First of all I said no, because even the smallest I could build the Tomcat would be too big, but I got the doe eye treatment from mum and a bit of flattery about Carer Control. We did build it and she did very well but it looked a bit odd – too long with wheels too big for such a tiny girl.
What I liked less about it however, was the spacing of the pedals. At her height the pedal spacing, though standard was far too wide. It would be of course, because the width of her pelvis was proportional to her height!
I decided that Tomcat needed a much smaller trike and that it must have a much narrower pedal crank arrangement, but then discovered that none of the cycle drive manufacturers made such a thing. That remains the case today – so as a manufacturer, you either put up with the standard arrangement or built your own.

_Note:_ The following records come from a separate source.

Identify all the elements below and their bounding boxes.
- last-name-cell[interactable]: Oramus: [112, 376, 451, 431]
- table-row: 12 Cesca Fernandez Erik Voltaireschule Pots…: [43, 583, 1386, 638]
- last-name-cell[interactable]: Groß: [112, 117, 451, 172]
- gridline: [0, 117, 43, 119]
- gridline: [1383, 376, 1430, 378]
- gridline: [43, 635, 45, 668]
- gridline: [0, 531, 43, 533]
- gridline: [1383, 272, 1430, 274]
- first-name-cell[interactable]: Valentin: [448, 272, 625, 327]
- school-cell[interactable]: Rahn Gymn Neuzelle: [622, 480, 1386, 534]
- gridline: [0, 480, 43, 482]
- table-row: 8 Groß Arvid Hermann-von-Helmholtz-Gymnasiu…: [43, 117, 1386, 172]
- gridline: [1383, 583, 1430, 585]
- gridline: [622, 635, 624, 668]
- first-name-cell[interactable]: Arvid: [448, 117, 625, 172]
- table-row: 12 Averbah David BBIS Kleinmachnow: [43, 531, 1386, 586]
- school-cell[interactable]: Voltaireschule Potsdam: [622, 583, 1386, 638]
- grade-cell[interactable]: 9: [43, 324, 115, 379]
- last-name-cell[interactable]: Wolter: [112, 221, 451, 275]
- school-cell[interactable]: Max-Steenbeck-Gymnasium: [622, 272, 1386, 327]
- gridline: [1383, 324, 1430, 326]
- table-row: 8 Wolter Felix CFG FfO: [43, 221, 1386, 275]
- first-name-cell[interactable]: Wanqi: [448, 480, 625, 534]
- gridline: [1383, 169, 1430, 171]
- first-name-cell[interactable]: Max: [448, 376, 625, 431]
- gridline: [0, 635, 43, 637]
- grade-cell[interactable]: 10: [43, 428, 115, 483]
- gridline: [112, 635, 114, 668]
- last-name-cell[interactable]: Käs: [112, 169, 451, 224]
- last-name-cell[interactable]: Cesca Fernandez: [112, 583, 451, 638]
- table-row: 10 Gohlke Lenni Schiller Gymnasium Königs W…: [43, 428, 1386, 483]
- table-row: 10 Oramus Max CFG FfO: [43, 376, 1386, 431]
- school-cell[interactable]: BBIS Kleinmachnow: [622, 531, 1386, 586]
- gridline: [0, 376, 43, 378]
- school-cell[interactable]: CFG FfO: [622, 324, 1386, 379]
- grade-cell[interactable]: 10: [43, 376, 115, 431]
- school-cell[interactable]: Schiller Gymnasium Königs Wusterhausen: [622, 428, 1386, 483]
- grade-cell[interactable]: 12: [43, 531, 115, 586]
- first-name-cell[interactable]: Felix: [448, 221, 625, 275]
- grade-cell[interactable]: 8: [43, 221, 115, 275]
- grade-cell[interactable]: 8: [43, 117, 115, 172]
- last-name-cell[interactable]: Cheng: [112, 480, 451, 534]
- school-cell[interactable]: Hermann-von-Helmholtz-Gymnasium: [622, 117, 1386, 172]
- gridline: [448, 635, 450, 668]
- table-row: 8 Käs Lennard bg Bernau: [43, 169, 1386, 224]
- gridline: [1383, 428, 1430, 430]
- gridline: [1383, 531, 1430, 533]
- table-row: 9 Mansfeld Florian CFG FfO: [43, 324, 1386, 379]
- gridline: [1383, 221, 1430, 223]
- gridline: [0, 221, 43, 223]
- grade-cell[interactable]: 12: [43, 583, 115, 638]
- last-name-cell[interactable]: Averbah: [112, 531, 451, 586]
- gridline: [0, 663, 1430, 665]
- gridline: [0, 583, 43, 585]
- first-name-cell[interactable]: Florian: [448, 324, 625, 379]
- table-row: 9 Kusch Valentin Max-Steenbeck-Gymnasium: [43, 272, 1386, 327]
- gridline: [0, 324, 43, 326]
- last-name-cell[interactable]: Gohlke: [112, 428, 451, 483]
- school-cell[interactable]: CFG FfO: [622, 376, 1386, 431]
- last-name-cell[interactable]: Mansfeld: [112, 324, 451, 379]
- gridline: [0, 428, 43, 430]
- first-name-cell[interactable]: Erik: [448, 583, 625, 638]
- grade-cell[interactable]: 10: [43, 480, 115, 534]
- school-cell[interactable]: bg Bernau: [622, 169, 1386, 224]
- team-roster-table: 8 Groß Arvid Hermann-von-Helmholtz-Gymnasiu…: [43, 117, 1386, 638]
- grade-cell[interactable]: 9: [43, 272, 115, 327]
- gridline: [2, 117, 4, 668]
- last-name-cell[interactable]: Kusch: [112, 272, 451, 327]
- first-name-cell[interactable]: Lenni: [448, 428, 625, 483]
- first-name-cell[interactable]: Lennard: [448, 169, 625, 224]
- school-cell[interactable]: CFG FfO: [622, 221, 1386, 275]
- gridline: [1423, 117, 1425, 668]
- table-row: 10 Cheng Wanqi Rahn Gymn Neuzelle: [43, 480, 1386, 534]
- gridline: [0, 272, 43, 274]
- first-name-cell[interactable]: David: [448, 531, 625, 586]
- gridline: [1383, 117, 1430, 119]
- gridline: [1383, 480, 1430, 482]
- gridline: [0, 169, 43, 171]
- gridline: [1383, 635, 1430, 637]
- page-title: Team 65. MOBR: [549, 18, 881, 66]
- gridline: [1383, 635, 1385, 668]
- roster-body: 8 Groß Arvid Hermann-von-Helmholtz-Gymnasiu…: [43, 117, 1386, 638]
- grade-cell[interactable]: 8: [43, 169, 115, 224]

There are two ways to look at a situation like that. It’s either a problem you ignore – or – as with my thinking – an opportunity for a USP (Unique Selling Point), because I knew that all my competitors were using the standard arrangements.
Small children duly measured, I decided I needed to lose 4-5cm of overall width between the pedals but that would not give enough space for a conventional chain drive. The only alternative was a timing belt drive enclosed within a box frame.
Suddenly I had another USP. The timing belt drive was particularly good, because frictional losses are virtually zero whilst a chain drive is about 8%. It’s also silent, smooth and maintenance free with the only downside being cost. Belts and pulleys are very expensive; but that 8% is so valuable with the little ones I thought it worth the money.
We had to make everything associated with the timing belt system, like bearing housings, spindle and cranks but once the mechanics were sorted out I could design the frame that would encase it all.
I think you will agree the Tiger is a very striking tricycle. Parents and children certainly love it but its appearance is to a very large degree, an engineering accident. With the drive system; the Carer Control steering system; and a brake distributor box all tucked away inside the frame, there wasn’t a lot of room left for aesthetics, but I think it came out well.
When we started marketing the Tiger it was instantly popular; so much so we were soon exporting it to Scandinavia. It was obvious from the outset, that biting the “pedal separation bullet” was the right thing to do; because kids were comfortable on the Tiger and found it easy to pedal. Parents often got their money back on the drive system too, because due to the uniquely appropriate pedal spacing, we can often avoid the use of callipers and that’s always a good thing where possible.
When you are just two years of age and your body is growing and developing, you want to use all your muscles and joints just as nature intended, and that’s why the Tiger’s pedal spacing is its hidden gem. It’s not obvious when you look at it. You’re more likely to notice the Tiger’s unusual styling but it’s there all the same – doing its job as intended.